Ketidakpastian ini semakin diperkeruh dengan jeratan hukum yang menjerat salah satu petinggi Sritex. Ristandi, Ketua Umum Konfederasi Serikat Pekerja Nusantara (KSPN), mengungkapkan kekhawatiran mendalam terkait situasi ini. Ia menyoroti bagaimana proses hukum yang tengah berjalan berpotensi mengancam harapan para mantan karyawan untuk mendapatkan hak pesangon mereka.
"Puluhan ribu korban PHK dari PT Sritex hingga saat ini belum mendapatkan kejelasan mengenai pesangon mereka," ujar Ristandi dalam konferensi pers daring. "Kondisi ini semakin memburuk dengan penangkapan pimpinan perusahaan oleh kejaksaan atas dugaan penyimpangan kredit."
Ristandi menjelaskan bahwa penyitaan aset perusahaan sebagai bagian dari proses hukum dapat memangkas sumber dana yang seharusnya digunakan untuk membayar pesangon. Aset-aset Sritex yang saat ini berada di bawah pengawasan kurator, jika disita oleh negara, akan semakin menjauhkan harapan para mantan karyawan.
"Selama ini, kami berharap pesangon dapat dibayarkan dari hasil penjualan aset perusahaan yang telah dinyatakan pailit. Namun, jika aset-aset tersebut disita, sumber pesangon menjadi semakin tidak jelas," tegasnya.
Informasi mengenai penyewaan bekas pabrik Sritex kepada pihak ketiga juga menambah keraguan. Ristandi khawatir hal ini akan memperlambat proses lelang aset, yang pada akhirnya menunda pembayaran pesangon.
"Nasib hak pesangon teman-teman di Sritex menjadi semakin tidak pasti," keluhnya.
KSPN tidak hanya menyoroti kasus Sritex. Ristandi juga menyampaikan keprihatinannya terhadap mantan karyawan perusahaan lain yang mengalami nasib serupa, seperti PT Dupantex di Pekalongan dan pabrik bulu mata di Garut.
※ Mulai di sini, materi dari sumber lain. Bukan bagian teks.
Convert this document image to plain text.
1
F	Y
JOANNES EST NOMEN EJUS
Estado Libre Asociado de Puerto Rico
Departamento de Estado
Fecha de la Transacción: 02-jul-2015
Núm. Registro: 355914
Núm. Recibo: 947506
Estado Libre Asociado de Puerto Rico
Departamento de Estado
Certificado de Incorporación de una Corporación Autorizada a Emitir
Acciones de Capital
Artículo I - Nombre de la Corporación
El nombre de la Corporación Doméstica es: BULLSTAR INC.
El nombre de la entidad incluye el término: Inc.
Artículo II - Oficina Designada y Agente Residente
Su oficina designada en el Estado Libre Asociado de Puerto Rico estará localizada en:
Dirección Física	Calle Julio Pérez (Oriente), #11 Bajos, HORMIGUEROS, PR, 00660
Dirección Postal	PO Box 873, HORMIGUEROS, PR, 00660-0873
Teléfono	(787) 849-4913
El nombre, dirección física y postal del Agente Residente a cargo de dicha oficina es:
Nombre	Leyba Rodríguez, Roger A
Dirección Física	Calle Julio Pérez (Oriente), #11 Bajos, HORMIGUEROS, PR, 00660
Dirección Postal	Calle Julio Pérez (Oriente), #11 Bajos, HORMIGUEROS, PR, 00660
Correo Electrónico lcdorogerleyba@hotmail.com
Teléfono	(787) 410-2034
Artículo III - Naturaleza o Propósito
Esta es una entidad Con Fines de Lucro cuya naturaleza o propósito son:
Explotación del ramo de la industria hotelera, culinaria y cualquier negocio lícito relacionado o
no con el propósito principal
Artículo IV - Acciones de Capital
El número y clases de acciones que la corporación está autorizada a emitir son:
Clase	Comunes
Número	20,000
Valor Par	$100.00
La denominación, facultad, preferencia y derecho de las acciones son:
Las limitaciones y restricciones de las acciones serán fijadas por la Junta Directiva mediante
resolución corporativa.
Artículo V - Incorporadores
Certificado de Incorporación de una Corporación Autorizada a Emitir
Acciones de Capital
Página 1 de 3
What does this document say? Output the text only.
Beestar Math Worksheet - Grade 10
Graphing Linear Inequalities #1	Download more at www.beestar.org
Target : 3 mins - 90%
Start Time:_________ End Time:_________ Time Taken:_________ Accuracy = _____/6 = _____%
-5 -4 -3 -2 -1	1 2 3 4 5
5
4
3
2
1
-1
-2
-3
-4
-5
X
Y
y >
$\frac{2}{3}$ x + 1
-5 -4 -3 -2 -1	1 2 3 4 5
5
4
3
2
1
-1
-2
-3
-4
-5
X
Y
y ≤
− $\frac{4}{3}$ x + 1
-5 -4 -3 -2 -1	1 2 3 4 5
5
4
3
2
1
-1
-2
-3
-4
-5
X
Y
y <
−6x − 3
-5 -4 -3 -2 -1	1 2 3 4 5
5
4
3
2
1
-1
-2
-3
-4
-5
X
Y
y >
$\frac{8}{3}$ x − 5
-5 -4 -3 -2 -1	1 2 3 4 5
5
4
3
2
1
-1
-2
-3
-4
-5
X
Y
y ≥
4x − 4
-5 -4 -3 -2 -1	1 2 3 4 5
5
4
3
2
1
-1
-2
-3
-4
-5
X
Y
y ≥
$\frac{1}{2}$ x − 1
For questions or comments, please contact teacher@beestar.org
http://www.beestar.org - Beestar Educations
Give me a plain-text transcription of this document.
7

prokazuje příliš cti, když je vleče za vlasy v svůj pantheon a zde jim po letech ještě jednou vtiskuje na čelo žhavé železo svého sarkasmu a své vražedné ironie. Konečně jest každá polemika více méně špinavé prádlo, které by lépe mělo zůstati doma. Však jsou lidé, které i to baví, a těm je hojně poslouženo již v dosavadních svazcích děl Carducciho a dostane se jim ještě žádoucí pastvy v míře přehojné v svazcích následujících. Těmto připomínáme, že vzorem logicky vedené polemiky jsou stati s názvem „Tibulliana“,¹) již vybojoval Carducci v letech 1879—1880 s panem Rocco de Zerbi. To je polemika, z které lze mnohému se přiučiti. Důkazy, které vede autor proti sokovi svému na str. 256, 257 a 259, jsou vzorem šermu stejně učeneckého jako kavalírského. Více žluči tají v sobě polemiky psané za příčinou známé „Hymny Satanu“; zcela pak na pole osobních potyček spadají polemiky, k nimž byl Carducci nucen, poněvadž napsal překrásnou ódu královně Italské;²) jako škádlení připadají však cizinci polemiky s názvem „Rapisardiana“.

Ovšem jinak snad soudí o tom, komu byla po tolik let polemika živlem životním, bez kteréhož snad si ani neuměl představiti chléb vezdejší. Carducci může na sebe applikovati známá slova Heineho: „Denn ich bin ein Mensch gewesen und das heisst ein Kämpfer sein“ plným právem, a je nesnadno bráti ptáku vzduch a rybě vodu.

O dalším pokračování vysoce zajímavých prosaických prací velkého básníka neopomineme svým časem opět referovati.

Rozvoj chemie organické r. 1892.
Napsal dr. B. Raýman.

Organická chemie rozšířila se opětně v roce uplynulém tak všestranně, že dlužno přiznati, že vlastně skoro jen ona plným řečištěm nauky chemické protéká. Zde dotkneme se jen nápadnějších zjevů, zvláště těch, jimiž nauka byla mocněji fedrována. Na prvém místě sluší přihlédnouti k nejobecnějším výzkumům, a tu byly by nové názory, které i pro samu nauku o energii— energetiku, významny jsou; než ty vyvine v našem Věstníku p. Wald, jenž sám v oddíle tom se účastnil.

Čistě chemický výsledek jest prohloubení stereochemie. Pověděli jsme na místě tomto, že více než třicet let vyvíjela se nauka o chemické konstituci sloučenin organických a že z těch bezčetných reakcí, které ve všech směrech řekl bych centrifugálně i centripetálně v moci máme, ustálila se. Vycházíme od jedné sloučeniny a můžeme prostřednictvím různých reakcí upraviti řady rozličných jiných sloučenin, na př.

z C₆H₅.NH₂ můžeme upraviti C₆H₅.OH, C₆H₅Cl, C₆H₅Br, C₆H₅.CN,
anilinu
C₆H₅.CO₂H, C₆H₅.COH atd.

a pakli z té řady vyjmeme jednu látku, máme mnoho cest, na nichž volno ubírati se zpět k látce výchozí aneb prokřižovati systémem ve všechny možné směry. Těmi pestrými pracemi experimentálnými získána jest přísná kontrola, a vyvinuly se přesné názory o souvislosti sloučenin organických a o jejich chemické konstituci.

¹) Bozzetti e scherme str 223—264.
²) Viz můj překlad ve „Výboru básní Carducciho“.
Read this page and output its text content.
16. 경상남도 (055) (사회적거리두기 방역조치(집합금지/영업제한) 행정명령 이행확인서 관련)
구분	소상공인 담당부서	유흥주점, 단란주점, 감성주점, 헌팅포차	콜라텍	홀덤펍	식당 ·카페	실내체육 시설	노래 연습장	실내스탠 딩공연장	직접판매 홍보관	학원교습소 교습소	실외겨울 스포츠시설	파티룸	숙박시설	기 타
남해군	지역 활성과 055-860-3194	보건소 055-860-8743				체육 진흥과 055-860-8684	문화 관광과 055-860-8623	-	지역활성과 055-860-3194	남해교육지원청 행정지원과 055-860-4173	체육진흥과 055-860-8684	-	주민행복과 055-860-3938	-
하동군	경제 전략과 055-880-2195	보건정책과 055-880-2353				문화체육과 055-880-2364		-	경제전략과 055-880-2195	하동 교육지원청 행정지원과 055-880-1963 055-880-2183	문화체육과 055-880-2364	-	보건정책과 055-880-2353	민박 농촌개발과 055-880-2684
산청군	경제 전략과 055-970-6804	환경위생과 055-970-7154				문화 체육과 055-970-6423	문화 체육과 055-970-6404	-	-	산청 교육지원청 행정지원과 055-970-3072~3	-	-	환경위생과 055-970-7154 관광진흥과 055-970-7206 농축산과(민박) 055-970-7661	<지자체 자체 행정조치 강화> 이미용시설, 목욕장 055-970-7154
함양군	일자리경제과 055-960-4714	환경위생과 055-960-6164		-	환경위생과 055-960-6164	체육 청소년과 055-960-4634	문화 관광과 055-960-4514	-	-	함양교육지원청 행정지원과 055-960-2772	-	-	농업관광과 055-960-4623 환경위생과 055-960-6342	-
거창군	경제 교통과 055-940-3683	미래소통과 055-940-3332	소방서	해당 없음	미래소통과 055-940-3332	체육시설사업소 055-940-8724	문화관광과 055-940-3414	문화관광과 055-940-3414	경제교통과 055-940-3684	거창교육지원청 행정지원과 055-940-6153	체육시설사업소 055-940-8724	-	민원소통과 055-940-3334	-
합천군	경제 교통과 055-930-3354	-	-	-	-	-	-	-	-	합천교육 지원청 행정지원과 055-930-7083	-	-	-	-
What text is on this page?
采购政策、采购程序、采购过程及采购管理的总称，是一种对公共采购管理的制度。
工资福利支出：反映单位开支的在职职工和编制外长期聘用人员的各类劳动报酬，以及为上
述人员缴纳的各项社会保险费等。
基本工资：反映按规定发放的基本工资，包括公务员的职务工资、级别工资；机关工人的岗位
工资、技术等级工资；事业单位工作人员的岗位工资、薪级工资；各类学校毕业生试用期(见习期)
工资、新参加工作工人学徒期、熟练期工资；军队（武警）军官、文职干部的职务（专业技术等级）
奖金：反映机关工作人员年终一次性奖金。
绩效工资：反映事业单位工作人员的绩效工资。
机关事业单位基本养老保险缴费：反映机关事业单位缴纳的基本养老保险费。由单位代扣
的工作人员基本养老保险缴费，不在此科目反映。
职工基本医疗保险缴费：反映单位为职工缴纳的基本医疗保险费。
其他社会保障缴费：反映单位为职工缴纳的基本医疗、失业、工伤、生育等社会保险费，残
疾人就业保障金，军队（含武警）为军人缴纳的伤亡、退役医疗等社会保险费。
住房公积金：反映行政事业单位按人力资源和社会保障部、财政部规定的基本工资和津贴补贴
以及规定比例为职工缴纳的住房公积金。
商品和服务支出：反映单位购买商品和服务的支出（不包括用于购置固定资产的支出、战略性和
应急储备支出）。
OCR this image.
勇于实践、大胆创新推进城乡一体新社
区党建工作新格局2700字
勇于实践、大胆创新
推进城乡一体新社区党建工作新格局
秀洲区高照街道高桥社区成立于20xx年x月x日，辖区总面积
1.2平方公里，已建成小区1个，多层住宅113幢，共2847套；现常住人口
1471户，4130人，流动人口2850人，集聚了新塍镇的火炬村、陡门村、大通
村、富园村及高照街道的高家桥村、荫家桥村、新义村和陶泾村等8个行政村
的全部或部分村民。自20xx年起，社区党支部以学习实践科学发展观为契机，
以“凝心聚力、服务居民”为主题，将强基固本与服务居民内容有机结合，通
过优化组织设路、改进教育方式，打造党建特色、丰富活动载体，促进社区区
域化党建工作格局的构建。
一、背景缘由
Gelombang PHK yang melanda berbagai sektor industri telah menciptakan gelombang pengangguran baru, dengan banyak pekerja kehilangan pekerjaan dan hak pesangon mereka.
"Selain kehilangan pekerjaan, hak pesangon para pekerja juga tidak jelas," tegasnya.
Sebelumnya, Kejaksaan Agung telah menangkap Komisaris Utama PT Sritex, Iwan Setiawan Lukminto, atas dugaan korupsi dalam pemberian kredit. Kasus ini juga menyeret mantan Direktur Utama Sritex, Dicky Syahbandinata, dan Direktur Utama PT Bank DKI, Zainuddin Mappa.
Menanggapi situasi ini, Wakil Menteri Ketenagakerjaan (Wamenaker) Immanuel Ebenezer (Noel) menegaskan bahwa tanggung jawab untuk memenuhi hak-hak mantan karyawan Sritex tetap berada di pundak manajemen lama.
"Tanggung jawab (memenuhi hak karyawan) itu tetap harus dibebankan kepada manajemen yang lama. Tidak bisa tidak," ujar Noel di Kantor Kemenaker.
Noel menjelaskan bahwa Kemenaker telah berupaya melakukan negosiasi dengan manajemen Sritex terkait pembayaran pesangon. Namun, manajemen mengklaim bahwa tanggung jawab tersebut kini berada di tangan kurator Sritex.
"Saya sampaikan kepada dua orang ini untuk bisa membayar kewajiban terkait pesangon. Tapi mereka bilang tanggung jawab ini bukan tanggung jawab kami lagi," tuturnya.
Kemenaker berjanji untuk terus mengawal pemenuhan hak pesangon mantan buruh Sritex, meskipun situasi hukum yang kompleks berpotensi menghambat proses tersebut.